DOYLESTOWN, Pa. (AP) — The man accused of beheading his father in their suburban Philadelphia home early this year and posting a video of the severed head online is competent to stand trial, a judge ruled Thursday.

The decision by Judge Stephen Corr came after a five-hour hearing in which prosecutors and defense lawyers each presented expert witnesses.

The defense expert, Dr. John Markey, said he had met with Justin Mohn, the man charged in the late January slaying, four times for nearly five hours and determined he had a delusional disorder. Markey reviewed letters Mohn had written in which he claimed he was a messiah and a King David-like figure whom the federal government was persecuting.

Mohn came to believe his own public defender was an agent of the federal government and working against him as well, and he wrote a letter to Russia’s ambassador to the United States, seeking to strike a deal to give Mohn refuge and apologizing to President Vladimir Putin for claiming to be the czar of Russia, Markey said.

“It’s all delusional,” Markey said.

A forensic psychologist who testified for the prosecution, though, said Mohn was competent.

Mohn, wearing a yellow prison jumpsuit with his hands cuffed in front of him, sat in the courtroom throughout the testimony, his chin titled up slightly. He reacted, at times animatedly, throughout the hearing.

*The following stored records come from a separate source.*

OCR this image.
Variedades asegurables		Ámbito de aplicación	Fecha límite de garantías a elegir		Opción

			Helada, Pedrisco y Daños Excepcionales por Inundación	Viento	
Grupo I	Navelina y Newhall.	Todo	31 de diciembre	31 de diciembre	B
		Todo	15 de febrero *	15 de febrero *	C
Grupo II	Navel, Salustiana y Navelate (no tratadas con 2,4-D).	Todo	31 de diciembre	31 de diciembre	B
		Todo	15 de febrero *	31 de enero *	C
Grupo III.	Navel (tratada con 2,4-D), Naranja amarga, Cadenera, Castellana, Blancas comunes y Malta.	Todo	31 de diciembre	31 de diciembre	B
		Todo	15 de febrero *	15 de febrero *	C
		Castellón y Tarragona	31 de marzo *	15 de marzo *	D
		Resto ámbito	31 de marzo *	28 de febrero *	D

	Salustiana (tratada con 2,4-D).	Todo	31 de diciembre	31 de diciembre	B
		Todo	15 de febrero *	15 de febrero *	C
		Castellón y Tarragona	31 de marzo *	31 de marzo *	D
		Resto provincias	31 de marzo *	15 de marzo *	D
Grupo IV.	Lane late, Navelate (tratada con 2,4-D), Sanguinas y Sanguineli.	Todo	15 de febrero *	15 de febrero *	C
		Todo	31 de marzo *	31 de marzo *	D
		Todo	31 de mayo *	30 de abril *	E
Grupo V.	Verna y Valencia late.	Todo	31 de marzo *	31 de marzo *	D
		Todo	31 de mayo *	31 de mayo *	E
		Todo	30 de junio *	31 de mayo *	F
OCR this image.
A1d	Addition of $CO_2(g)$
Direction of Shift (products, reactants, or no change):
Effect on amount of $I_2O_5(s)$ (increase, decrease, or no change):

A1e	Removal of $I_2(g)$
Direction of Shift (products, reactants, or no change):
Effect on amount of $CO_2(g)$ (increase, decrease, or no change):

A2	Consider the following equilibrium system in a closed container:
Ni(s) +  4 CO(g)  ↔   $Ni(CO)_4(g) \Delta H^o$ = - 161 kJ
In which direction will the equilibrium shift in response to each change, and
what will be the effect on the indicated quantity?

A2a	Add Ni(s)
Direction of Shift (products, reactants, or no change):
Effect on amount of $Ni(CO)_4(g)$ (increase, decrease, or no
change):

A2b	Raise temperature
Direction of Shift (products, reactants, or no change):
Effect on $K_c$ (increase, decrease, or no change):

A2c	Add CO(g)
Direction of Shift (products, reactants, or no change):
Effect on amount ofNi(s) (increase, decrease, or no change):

According to prosecutors, Mohn fatally shot his father with a pistol and then used a kitchen knife and machete to decapitate Michael Mohn at the Levittown house where they both lived.

Justin Mohn then recorded a video in which he held up his father’s head and identified him as a 20-year federal employee, while calling for violence against the government. Prosecutors have said they found blood stains on the desk in the room where the video was recorded along with a computer that had several tabs open, including one for YouTube.

In the video, Justin Mohn also espouses a variety of conspiracy theories and rants about the Biden administration, immigration and the border, fiscal policy, urban crime and the war in Ukraine.

The video was posted on YouTube for several hours before it was taken down.